PhD student Kayla Preston recently published an article titled “The Black Pill: New Technology and the Male Supremacy of Involuntary Celibate Men” in the journal of Men and Masculinities. This article examines the arguments that heterosexual incel men make regarding their attempts in finding a partner. Kayla and her co-authors collected data by qualitatively analyzing 9,062 comments on a popular incel online forum. They found that incels believed that emerging technologies, such as social media and dating apps, exacerbated their experiences of incelibacy.
Kayla is currently a PhD student in Sociology at the University of Toronto and a Junior Affiliate with the Canadian Network for Research on Terrorism, Security and Society. Her areas of research interest include extremism, (de)radicalization, gender, political sociology and race.
We have included the abstract of the article below. You can also read the full article here.
Preston, Kayla, Michael Halpin, and Finlay Maguire. 2021. “The Black Pill: New Technology and the Male Supremacy of Involuntary Celibate Men.” Men and Masculinities.

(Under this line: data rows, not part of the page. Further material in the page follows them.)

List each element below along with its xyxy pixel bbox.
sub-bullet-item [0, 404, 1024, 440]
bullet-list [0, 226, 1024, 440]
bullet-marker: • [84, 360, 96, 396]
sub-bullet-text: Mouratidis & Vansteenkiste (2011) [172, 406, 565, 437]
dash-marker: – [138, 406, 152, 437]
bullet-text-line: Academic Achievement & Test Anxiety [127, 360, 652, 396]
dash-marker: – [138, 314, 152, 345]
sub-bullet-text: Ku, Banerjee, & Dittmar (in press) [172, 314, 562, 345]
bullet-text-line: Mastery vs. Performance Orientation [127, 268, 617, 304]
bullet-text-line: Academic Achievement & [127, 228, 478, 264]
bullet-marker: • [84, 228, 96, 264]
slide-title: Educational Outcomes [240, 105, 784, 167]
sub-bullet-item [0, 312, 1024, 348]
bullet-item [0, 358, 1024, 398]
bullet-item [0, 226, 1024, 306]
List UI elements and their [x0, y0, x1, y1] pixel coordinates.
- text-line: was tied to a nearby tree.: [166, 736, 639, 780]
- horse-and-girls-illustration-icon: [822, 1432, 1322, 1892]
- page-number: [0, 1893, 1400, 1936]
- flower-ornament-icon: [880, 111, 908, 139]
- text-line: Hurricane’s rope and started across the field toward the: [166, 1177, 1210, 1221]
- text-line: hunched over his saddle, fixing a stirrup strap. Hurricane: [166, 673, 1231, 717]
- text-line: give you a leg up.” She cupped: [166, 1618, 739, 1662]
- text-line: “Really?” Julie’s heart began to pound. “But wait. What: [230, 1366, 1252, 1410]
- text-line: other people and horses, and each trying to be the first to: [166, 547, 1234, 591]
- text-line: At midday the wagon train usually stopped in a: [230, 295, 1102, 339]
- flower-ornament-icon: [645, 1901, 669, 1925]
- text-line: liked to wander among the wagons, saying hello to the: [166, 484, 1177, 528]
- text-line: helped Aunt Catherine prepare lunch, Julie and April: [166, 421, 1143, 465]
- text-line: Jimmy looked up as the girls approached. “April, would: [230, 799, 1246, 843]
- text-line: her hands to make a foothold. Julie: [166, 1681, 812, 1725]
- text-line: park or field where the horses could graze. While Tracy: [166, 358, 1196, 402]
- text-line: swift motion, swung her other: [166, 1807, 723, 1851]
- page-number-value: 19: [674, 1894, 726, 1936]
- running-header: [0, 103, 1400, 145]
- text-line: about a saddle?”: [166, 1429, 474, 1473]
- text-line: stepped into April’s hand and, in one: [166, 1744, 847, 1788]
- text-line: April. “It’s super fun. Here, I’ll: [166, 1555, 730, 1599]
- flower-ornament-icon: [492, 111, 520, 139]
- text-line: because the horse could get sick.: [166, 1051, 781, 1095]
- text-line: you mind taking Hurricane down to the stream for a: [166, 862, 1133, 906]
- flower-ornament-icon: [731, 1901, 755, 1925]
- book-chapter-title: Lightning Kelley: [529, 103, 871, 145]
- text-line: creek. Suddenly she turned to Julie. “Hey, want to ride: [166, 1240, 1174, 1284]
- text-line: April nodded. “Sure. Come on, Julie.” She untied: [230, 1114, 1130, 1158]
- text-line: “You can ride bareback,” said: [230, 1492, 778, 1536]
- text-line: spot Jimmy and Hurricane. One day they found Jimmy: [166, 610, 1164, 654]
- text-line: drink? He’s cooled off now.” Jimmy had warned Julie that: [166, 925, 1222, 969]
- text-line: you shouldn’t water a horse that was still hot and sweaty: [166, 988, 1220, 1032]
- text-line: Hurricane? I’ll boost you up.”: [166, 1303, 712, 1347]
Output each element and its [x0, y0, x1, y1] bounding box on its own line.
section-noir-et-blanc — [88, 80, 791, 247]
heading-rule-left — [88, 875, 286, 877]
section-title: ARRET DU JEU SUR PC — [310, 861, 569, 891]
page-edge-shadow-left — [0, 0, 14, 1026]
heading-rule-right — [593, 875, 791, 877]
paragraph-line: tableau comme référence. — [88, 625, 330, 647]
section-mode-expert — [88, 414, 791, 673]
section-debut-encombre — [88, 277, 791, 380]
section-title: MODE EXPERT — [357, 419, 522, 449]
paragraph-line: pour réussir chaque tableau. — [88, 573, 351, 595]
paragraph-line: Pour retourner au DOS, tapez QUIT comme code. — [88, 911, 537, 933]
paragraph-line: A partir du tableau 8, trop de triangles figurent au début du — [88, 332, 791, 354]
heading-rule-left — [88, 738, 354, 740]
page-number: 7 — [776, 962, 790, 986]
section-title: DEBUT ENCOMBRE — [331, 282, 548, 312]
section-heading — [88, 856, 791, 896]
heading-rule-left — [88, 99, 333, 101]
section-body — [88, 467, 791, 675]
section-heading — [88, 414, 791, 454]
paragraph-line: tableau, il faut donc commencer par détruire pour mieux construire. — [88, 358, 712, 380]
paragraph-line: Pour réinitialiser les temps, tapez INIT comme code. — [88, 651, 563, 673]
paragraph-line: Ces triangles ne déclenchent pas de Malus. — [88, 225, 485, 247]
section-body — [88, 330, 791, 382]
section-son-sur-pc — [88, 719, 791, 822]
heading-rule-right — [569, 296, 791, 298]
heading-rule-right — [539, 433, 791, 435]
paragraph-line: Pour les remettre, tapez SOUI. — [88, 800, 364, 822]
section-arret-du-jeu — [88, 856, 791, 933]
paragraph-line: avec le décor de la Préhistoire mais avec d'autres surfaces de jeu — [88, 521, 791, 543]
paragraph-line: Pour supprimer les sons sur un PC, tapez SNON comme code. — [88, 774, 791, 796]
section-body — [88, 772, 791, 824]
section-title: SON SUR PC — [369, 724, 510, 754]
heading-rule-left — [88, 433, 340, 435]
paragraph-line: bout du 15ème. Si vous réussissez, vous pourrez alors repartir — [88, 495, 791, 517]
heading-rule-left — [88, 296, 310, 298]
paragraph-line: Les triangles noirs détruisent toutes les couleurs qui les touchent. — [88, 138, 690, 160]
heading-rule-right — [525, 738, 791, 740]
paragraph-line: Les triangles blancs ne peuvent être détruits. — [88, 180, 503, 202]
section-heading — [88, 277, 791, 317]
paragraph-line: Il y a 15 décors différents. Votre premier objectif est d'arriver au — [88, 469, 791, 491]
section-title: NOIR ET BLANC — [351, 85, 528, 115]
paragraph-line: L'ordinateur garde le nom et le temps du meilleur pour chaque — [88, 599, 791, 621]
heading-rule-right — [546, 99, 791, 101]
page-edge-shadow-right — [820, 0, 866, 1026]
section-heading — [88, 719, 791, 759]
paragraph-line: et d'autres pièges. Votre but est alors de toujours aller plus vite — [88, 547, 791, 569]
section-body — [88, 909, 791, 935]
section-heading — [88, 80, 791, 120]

“Involuntary celibates, or “incels,” are people who identify themselves by their inability to establish sexual partnerships. In this article, we use analytic abduction to qualitatively analyze 9,062 comments on a popular incel forum for heterosexual men that is characterized by extensive misogyny. Incels argue that emerging technologies reveal and compound the gender practices that produce involuntarily celibate men. First, incels argue that women’s use of dating apps accelerates hypergamy. Second, incels suggest that highly desirable men use dating apps to partner with multiple women. Third, incels assert that subordinate men inflate women’s egos and their “sexual marketplace value” through social media platforms. We argue that incels’ focus on technology reinforces essentialist views on gender, buttresses male domination, dehumanizes women, and minimizes incels’ own misogyny. We discuss findings in relation to theories of masculinity and social scientific research on the impacts of emerging technology.”